TRIBUNAL CANTONAL
PO22.014636-230022
30
CHAMBRE DES RECOURS CIVILE
Arrêt du 8 février 2023
Composition : Mme Cherpillod, présidente
MM. Winzap et Pellet, juges Greffier : M. Grob
Art. 58 al. 1, 105 et 319 let. b ch. 2 CPC
Statuant à huis clos sur le recours interjeté par X.________ SA, à [...], défenderesse, contre la décision rendue le 23 décembre 2022 par le Juge délégué de la Chambre patrimoniale cantonale dans la cause divisant la recourante d’avec O.________ SA, à [...], demanderesse, la Chambre des recours civile du Tribunal cantonal considère :
En fait :
A. Par décision du 23 décembre 2022, le Juge délégué de la Chambre patrimoniale cantonale (ci-après : le juge délégué) a rejeté la requête de suspension présentée par X.________ SA, a fixé à O.________ SA un délai au 30 janvier 2023 pour déposer une réponse, a mis les frais judiciaires, arrêtés à 1'200 fr., à la charge de X.________ SA et a condamné cette dernière à verser à O.________ SA une somme de 1'000 fr. à titre de dépens.

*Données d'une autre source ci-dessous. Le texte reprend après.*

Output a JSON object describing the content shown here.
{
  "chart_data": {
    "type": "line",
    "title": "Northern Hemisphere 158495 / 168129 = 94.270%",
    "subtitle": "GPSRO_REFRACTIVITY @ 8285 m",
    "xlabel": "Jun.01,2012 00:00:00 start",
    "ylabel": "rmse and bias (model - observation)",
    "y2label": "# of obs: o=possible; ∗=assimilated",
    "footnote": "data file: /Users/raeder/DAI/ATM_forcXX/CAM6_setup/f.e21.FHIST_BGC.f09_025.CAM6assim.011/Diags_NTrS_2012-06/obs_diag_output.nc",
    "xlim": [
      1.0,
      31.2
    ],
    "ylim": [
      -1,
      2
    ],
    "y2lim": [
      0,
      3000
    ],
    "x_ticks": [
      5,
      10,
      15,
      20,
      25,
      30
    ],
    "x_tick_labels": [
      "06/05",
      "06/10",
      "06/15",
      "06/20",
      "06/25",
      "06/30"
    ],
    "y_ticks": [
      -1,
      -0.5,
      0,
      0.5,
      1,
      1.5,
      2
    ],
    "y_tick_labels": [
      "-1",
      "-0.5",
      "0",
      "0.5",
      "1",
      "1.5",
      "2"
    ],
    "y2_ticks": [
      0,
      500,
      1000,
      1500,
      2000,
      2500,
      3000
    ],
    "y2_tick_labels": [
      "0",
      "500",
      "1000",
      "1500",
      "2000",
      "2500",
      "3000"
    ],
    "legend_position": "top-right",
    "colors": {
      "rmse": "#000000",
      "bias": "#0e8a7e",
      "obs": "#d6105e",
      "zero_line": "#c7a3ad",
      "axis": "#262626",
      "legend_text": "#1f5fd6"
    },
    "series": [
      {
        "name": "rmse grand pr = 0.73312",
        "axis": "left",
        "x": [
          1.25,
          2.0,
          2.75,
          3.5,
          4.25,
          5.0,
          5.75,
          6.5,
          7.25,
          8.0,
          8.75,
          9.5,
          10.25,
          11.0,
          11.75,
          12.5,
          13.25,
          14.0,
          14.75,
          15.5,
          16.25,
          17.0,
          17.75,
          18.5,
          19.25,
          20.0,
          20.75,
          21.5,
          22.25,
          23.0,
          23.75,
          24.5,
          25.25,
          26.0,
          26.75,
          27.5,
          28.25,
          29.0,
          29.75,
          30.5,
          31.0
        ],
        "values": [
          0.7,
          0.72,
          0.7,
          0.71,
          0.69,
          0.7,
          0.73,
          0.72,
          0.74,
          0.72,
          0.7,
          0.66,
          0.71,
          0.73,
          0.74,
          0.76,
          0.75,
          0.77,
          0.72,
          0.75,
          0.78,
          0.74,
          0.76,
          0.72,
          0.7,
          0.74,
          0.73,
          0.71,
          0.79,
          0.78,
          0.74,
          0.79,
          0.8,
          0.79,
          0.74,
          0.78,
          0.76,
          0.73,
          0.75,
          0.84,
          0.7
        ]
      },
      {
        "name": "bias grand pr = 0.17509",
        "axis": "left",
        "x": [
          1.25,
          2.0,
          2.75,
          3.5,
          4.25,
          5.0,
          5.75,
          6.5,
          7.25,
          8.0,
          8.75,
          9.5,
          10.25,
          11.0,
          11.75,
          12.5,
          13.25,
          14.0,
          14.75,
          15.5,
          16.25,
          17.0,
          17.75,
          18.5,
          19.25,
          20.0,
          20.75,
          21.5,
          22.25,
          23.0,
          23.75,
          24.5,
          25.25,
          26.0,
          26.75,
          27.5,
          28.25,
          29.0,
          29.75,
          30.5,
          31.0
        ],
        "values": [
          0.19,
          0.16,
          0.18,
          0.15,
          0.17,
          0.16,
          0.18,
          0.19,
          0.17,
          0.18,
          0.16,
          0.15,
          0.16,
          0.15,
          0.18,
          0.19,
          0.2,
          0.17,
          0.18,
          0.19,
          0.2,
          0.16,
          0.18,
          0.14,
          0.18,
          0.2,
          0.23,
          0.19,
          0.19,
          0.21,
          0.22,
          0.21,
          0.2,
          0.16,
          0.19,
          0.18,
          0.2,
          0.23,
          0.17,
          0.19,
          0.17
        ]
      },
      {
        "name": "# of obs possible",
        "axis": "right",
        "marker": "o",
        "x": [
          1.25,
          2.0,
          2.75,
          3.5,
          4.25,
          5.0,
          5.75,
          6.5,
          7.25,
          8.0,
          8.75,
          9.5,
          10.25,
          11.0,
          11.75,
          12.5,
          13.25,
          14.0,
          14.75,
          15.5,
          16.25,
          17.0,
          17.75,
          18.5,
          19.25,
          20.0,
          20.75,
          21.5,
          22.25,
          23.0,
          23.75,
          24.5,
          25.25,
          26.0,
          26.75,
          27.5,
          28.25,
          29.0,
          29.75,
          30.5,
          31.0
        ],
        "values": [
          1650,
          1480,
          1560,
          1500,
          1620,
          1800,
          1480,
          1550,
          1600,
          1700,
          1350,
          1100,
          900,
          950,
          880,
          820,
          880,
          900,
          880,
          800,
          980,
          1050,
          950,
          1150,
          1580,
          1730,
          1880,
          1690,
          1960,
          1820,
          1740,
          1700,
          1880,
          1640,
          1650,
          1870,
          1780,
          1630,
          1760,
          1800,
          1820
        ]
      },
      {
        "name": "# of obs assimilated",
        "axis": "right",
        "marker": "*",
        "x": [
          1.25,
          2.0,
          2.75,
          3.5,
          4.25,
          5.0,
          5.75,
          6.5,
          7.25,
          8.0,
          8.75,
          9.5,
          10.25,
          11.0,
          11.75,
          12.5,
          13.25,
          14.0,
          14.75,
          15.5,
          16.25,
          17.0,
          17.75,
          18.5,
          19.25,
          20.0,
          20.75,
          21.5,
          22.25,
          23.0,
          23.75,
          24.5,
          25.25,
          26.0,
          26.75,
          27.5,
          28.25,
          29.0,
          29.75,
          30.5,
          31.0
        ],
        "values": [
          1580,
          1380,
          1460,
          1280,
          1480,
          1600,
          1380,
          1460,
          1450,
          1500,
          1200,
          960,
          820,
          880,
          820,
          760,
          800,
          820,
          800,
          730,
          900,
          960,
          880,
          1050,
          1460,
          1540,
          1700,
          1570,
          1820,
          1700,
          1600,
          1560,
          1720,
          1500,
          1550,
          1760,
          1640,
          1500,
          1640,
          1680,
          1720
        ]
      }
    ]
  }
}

En droit, le juge délégué était saisi par X.________ SA d’une requête tendant à suspendre la procédure d’inscription définitive d’une hypothèque légale qui la divisait d’avec O.________ SA jusqu’à droit connu dans une procédure parallèle pendante divisant la seconde nommée d’avec un tiers, G., dont l’objet consistait dans la reconnaissance judiciaire de la créance pour laquelle l’hypothèque légale était requise. Il a considéré que le juge saisi d’une telle demande d’inscription n’avait pas à reconnaître, respectivement à fixer la créance en paiement des prestations de l’artisan ou de l’entrepreneur, mais devait uniquement fixer l’étendue de la garantie hypothécaire, la créance étant uniquement examinée à titre préjudiciel et à la seule fin de déterminer la somme garantie par gage. L’autorité précédente a alloué à O. SA de pleins dépens en application de l’art. 106 al. 1 CPC.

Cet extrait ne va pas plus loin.